One for the Money
Page 25
He touches me everywhere. His hands come up to the sides of my neck. They delve back beneath my dress. They skim down my hemline. He groans when he reaches my breasts. He’s as wild as those fighters in this moment. And it surprises me, exhilarates me. I feel just as much adrenaline now as I did when I realized Wagner was going to win. Finn is fighting now but I don’t know whether he’s fighting for me or fighting to hold himself back.
His hands go beneath my skirt, and I wonder if he’ll do it. If he’ll take me down to the dock and fuck me here in public in front of anyone who might walk by. It should embarrass me, it should make me recoil, it should make me push him away, insist that he stop, but I don’t. I don’t even think I would stop him if he took it that far. I think it might happen. That’s how drunk I feel on him, how lost I feel on him.
That would be an escape. No one could deny it. Public sex. What has this come from? What has this come to? I want everything.
“Maybe we could go…” I say, breathless. It turns into a moan when he finds my nipple. When he pinches it between two fingers. My head falls back in wordless pleasure.
I meant to say, Go back to my place.
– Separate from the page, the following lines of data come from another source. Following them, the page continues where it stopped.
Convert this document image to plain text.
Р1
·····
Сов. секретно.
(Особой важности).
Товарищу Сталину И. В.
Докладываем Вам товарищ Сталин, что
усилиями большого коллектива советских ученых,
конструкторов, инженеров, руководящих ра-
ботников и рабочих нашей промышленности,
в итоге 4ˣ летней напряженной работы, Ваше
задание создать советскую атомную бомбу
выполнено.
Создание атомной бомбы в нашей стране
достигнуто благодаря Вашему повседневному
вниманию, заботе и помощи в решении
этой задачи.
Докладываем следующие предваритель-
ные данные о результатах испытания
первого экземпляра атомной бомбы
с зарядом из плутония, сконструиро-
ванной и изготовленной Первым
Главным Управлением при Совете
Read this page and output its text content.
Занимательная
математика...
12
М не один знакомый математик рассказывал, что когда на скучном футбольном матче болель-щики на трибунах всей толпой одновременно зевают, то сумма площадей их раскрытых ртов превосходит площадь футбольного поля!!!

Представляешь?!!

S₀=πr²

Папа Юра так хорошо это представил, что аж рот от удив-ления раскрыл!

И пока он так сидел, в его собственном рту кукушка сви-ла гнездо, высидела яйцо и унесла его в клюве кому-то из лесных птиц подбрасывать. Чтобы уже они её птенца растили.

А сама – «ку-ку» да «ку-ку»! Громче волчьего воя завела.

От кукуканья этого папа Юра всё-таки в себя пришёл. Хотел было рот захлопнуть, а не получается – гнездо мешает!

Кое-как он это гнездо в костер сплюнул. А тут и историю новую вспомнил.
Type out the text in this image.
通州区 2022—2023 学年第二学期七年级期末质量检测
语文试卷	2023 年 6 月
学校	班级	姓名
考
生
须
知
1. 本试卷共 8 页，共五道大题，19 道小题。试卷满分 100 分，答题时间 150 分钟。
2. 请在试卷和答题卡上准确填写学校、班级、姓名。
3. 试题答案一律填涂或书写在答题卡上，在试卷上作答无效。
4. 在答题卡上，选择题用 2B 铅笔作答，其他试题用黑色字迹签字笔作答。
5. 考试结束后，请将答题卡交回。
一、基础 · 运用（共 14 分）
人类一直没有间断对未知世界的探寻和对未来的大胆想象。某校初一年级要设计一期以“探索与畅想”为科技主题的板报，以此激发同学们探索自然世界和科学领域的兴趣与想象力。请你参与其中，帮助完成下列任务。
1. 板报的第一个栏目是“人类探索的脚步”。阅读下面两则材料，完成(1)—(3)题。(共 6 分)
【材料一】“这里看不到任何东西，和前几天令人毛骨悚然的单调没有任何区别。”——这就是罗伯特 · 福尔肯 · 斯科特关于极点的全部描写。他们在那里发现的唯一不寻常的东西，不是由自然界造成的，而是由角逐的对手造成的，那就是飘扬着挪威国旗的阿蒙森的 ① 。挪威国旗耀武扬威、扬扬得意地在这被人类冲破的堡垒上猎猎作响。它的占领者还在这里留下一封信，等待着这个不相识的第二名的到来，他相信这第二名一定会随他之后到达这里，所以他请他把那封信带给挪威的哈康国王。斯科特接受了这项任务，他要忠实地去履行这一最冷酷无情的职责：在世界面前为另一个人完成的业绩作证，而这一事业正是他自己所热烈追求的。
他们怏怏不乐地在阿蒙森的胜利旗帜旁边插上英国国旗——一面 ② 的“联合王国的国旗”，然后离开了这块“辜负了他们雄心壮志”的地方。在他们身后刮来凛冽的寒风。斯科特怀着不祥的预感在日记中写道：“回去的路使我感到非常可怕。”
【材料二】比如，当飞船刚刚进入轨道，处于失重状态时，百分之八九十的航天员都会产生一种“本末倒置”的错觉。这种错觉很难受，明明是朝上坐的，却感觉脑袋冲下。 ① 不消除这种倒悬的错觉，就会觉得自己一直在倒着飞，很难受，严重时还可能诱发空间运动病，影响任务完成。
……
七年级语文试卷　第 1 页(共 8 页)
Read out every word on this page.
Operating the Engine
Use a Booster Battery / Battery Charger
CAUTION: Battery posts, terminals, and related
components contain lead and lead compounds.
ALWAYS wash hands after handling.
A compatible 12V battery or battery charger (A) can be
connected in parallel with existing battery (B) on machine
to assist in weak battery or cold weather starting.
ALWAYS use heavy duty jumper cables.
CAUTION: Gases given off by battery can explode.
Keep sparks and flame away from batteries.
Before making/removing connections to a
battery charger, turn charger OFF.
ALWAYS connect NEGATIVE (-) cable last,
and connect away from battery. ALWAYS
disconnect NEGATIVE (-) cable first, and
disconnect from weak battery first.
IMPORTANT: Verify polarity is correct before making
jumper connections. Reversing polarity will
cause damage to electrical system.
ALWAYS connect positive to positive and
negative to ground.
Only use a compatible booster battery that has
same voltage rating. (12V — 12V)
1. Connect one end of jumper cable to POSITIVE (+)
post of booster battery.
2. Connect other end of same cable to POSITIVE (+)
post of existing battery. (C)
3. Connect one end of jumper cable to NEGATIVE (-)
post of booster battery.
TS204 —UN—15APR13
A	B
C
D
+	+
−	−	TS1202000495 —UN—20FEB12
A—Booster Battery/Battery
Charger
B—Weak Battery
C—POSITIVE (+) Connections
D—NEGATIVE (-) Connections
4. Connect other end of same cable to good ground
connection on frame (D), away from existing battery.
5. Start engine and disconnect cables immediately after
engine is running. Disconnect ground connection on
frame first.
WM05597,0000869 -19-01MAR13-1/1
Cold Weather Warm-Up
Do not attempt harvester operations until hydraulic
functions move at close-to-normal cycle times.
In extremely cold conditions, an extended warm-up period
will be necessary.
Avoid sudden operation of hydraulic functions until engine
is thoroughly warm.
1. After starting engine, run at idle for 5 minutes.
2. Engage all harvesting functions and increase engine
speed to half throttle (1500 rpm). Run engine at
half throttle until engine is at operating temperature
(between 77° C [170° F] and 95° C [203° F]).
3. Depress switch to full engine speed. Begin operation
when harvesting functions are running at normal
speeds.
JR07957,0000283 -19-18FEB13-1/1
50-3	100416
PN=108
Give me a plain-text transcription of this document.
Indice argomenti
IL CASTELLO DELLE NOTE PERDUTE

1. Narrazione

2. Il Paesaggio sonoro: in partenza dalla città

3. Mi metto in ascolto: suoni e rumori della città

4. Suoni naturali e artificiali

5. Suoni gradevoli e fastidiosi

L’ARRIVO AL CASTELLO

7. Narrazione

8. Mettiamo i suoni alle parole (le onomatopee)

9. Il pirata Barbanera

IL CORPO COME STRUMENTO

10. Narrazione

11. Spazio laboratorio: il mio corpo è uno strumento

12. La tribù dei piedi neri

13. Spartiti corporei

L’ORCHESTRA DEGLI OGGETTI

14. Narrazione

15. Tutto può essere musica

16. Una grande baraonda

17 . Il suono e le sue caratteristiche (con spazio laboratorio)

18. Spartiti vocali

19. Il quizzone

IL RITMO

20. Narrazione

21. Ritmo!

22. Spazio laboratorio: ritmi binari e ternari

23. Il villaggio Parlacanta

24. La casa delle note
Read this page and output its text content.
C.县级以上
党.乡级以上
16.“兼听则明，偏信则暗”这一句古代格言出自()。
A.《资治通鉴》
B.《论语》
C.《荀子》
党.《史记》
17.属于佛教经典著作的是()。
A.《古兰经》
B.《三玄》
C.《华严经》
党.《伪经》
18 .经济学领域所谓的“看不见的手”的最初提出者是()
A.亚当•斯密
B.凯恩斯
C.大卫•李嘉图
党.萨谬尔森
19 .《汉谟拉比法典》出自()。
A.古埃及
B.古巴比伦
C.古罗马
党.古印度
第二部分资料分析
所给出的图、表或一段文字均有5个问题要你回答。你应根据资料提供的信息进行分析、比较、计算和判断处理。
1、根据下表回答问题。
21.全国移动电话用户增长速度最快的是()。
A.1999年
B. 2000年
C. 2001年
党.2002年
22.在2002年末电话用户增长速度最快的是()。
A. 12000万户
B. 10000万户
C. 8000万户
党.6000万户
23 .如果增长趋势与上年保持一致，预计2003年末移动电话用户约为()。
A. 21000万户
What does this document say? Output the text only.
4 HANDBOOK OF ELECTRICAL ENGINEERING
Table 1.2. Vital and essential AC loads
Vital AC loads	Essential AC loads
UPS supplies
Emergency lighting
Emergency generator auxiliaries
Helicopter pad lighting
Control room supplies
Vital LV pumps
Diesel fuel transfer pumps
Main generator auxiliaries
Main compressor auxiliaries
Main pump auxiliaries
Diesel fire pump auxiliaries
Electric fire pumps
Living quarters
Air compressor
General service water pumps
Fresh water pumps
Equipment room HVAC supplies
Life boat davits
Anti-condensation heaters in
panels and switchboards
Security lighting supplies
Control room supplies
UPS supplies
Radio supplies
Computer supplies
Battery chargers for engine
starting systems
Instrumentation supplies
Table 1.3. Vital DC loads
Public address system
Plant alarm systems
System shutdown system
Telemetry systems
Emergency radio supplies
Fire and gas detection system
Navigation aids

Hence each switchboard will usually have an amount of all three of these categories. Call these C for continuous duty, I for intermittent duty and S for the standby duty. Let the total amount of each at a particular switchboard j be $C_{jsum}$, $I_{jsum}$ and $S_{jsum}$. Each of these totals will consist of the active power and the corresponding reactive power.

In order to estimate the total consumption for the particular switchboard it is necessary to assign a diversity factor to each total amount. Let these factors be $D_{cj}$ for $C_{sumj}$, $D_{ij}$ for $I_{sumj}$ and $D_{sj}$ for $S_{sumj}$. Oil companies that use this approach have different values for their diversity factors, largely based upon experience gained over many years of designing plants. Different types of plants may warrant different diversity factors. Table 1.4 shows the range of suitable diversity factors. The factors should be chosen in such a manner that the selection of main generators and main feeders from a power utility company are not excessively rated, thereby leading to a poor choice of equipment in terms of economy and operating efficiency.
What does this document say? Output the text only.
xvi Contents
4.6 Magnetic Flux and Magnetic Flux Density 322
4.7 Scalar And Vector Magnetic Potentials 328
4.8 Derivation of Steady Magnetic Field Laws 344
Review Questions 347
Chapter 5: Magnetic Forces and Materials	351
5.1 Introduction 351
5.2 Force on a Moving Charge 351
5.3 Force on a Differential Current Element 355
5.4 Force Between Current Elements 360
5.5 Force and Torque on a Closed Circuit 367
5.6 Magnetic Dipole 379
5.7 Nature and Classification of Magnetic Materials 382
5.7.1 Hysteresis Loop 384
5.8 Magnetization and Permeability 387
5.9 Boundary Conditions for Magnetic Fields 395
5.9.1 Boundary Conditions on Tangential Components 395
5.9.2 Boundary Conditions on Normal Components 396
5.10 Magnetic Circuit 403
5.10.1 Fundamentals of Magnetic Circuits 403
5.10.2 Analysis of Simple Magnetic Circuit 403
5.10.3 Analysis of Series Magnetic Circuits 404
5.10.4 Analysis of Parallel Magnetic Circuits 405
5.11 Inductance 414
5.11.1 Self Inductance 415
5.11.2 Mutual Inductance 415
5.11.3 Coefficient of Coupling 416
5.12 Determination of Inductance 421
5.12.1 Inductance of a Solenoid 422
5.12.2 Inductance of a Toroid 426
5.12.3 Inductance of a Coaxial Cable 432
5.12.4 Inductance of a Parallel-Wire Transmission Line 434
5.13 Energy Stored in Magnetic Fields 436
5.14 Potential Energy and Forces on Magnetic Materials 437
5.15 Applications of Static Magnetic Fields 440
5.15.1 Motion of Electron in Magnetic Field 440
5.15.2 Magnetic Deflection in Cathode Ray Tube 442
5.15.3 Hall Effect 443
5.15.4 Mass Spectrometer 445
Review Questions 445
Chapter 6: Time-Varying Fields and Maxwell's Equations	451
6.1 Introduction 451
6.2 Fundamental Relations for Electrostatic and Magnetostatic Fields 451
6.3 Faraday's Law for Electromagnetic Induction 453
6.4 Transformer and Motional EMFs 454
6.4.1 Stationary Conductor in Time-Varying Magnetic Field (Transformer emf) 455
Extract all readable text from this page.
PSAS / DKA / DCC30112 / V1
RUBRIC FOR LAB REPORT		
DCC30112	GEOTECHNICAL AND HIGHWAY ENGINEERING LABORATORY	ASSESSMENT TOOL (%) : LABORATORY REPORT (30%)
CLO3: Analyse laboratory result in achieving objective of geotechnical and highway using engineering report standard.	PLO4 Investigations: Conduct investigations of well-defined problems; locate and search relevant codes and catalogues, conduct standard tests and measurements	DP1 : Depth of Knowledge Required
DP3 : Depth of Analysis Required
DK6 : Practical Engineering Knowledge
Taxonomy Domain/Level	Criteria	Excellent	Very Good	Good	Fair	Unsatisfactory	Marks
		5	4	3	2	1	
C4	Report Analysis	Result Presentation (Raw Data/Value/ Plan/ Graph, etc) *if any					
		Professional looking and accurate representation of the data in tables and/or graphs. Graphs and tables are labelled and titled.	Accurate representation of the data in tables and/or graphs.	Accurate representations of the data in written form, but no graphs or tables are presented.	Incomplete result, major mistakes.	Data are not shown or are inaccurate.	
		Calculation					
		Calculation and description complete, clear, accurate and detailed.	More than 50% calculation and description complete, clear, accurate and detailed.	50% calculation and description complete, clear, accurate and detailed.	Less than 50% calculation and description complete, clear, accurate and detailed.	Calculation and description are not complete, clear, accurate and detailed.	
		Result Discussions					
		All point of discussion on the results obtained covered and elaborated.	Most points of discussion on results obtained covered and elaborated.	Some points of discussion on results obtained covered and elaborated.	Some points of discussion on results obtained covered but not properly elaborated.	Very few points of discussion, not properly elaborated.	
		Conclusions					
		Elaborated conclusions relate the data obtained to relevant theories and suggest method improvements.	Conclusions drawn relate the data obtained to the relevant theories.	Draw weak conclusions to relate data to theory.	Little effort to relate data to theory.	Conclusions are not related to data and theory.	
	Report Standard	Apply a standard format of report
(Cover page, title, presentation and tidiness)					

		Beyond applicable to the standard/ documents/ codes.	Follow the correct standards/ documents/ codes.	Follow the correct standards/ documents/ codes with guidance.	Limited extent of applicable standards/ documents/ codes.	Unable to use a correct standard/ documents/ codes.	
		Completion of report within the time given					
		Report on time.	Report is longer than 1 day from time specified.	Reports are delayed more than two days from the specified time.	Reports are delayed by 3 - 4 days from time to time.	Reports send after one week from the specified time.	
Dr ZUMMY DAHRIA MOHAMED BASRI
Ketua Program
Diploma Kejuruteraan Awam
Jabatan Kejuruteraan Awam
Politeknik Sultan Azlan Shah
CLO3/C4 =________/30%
Get a hotel room, any private space. Because I want everything from him. I want everything with him, and we won’t have time in public.
That seems to be a recurring theme with Finn.
Why is he running out of time?
His phone rings. I feel it before he notices. It’s buzzing in his pocket. For a minute, he’s still kissing me, his tongue hot on mine, his hands locked around the back of my neck. I’m grinding shamelessly against him when I feel that mechanical vibration.
“Finn,” I gasp.
His whole body goes stiff. “Fuck,” he mutters and reaches for his phone.
“Hughes,” he says, his hand still on my neck.
A woman’s voice comes over the line. I can’t make out the words, but it sounds urgent. And I can see the tension cross his face. The excitement from the fight, the arousal from kissing me, goes out of his face. “I’ll be right there,” he says, and then he shoves it back into his pocket.
He tugs my dress back into place, his expression distracted.
“What’s wrong?” I ask.
“Nothing,” he says, but it’s a blatant lie. We’re back to pretending. “I have to get home.”
“Can I help?”
He doesn’t seem to hear the question as he tugs me back along the water’s edge toward the warehouse. He still helps me over the loose gravel. He’s solicitous but efficient, and I sense the urgency in his actions. It makes a shiver run down my spine.
“Finn. What happened?” I ask when we’re inside the car.
He looks at me as if he’s remembering I’m here for the first time. “I’ll get a cab for you,” he says. Then he seems to realize that we’re at this warehouse in a seedy part of town. “A limo. Fuck,” he says again. “I’ll take you back to my place. Then I’ll send you home with our driver.”
“Okay,” I say, because I don’t want him to worry about me.
Once he has a plan, he’s all motion again. He’s getting us into the car, pulling us out of the spot, steering us to the city at the very edge of the speed limit.
He runs a yellow light, then nearly misses a red.
Something’s wrong. I can tell that from the set of his jaw, from the worried frantic look in his eyes. He shouldn’t have to plan one more thing right now. Not a car, not sending me home. If something has happened with his dad, I can help. I can at least be there with him. Sometimes that’s all you can do for another person.
“I’m going in the house with you,” I say, taking over.
It’s what I’ve always done. If something’s wrong, I help fix it. Like Finn said, I do it morning and night for my family. Which means I can help him now.
Finn gives me a bemused look. “No, you’re not.”
He’s not sure of me. And why would he be? Our relationship is fake. I don’t know anything about him other than his good family name. Other than he’s fun at parties. Other than my mother likes him. “Let me help,” I say, gently.
He shakes his head, but it’s not really a refusal.
I recognize the look because I’ve seen it in my brother Leo. In my other brothers. Even my father. It’s the look of a man stretched beyond his capability. Rare but made even more acute by how infrequently it happens.
No one can help. That’s what the little shake of his head means.